La France saisit le Sénat paraguayen

Le président du Sénat français, Gérard Larcher, a formellement demandé aux autorités parlementaires du Paraguay d’engager des sanctions à l’encontre de la sénatrice Celeste Amarilla. Cette dernière a proféré des insultes racistes à l’adresse de Kylian Mbappé, attaquant et capitaine de l’équipe de France, à l’issue d’un match de la Coupe du monde qui a vu le Paraguay être éliminé par la France.

Dans un courrier adressé à son homologue paraguayen, Gérard Larcher a jugé que les propos tenus par la sénatrice étaient « indignes d’un élu » et a appelé à une « réponse ferme et exemplaire » de la part de l’institution. Il a également souligné que de tels agissements portent atteinte à l’image du Parlement lui-même.

Des insultes racistes et des menaces de poursuites

L’affaire a éclaté au début du mois de juillet 2026, peu après la rencontre entre le Paraguay et la France. La sénatrice Celeste Amarilla s’en est prise verbalement à Kylian Mbappé en des termes racistes, avant de le menacer de poursuites judiciaires pour « violence de genre ». Le joueur, de son côté, a répliqué en qualifiant la sénatrice de « femme méprisable ».

L’avocat de la sénatrice paraguayenne a ensuite estimé que Kylian Mbappé pourrait être extradé vers le Paraguay dans le cadre de ces poursuites. Cette déclaration a suscité de vives réactions en France, où plusieurs responsables politiques ont apporté leur soutien au joueur.

Soutien de l’exécutif français et de l’ONU

Le président de la République, Emmanuel Macron, a personnellement pris la défense de Kylian Mbappé, dénonçant des « propos inacceptables ». L’Organisation des Nations unies a également fait part de son soutien au footballeur, tandis que la justice française a ouvert une enquête sur les insultes racistes proférées par la sénatrice.

Gérard Larcher, en sa qualité de deuxième personnage de l’État, a donc décidé d’intervenir directement auprès du Sénat du Paraguay pour demander une sanction disciplinaire.

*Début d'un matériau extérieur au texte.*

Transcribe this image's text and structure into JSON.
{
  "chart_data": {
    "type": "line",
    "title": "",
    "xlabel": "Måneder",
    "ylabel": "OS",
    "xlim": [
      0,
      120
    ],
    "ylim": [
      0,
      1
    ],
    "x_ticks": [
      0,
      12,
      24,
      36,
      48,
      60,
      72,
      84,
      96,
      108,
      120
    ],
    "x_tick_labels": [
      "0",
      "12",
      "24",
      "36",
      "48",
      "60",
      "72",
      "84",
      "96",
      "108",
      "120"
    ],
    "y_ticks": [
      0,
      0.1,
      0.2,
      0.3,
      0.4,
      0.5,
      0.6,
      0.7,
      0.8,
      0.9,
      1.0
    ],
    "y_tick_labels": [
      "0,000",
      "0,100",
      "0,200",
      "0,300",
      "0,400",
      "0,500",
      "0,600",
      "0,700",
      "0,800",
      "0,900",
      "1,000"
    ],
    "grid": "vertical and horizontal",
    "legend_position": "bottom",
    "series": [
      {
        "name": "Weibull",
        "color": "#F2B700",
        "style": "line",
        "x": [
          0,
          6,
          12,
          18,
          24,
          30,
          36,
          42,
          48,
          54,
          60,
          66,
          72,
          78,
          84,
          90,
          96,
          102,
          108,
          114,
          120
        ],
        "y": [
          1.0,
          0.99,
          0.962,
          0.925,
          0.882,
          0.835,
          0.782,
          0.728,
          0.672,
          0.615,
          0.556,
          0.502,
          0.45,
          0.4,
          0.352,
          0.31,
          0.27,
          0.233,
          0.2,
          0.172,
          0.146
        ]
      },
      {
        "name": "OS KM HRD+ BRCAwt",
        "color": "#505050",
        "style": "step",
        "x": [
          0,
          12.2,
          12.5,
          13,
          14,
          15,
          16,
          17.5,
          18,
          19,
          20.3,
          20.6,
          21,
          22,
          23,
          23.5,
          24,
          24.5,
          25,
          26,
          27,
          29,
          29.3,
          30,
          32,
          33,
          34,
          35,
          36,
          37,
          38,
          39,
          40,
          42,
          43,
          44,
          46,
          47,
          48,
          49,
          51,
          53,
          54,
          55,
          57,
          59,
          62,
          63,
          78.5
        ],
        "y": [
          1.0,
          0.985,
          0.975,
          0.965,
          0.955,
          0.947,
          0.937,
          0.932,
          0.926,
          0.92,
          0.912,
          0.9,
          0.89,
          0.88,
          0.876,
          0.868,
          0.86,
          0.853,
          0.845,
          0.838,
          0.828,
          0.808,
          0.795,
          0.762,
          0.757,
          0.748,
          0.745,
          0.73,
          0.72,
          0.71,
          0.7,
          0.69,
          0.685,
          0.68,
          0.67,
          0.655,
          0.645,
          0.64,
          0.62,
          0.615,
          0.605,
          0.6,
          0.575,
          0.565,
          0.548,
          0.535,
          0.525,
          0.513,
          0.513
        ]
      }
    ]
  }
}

Selon plusieurs sources parlementaires, cette démarche est rare entre institutions législatives et témoigne de la gravité des faits.

La réponse attendue du Paraguay

Pour l’heure, le Sénat paraguayen n’a pas encore officiellement répondu à la requête de son homologue français. Celeste Amarilla, de son côté, continue de réclamer des excuses publiques de la part de Kylian Mbappé. Elle a également annoncé qu’elle ne retirerait pas sa plainte pour « violence de genre », une procédure qui vise à faire condamner le joueur au Paraguay.

Cette affaire, qui mêle sport, politique et justice, met en lumière les tensions diplomatiques entre la France et le Paraguay. Elle soulève également la question de la responsabilité des élus face aux propos racistes. Gérard Larcher a insisté sur le fait que « les élus doivent montrer l’exemple » et que « de tels comportements ne sauraient être tolérés au sein d’une assemblée parlementaire ».

Un précédent dans les relations franco-paraguayennes

Les relations entre les deux pays, généralement cordiales, sont mises à rude épreuve par cette affaire. Le ministre français des Affaires étrangères a également condamné les propos de la sénatrice, tout en appelant à ne pas jeter l’opprobre sur l’ensemble du peuple paraguayen. De nombreux observateurs estiment que cette affaire pourrait avoir des répercussions sur les relations bilatérales, notamment dans les domaines économique et culturel.

En attendant, la Fédération française de football a annoncé qu’elle se porterait partie civile dans toute procédure judiciaire visant Kylian Mbappé. Le joueur, qui a maintes fois dénoncé le racisme dans le sport, a reçu un large soutien de la part de ses coéquipiers et de ses fans à travers le monde.

Conclusion

La demande de sanctions formulée par Gérard Larcher auprès du Sénat paraguayen constitue une étape supplémentaire dans cette affaire. Elle intervient alors que la sénatrice Celeste Amarilla maintient ses accusations et que la justice française enquête. L’issue de ce bras de fer diplomatique et judiciaire reste incertaine, mais elle pourrait fixer un précédent important en matière de lutte contre le racisme dans le sport et le monde politique.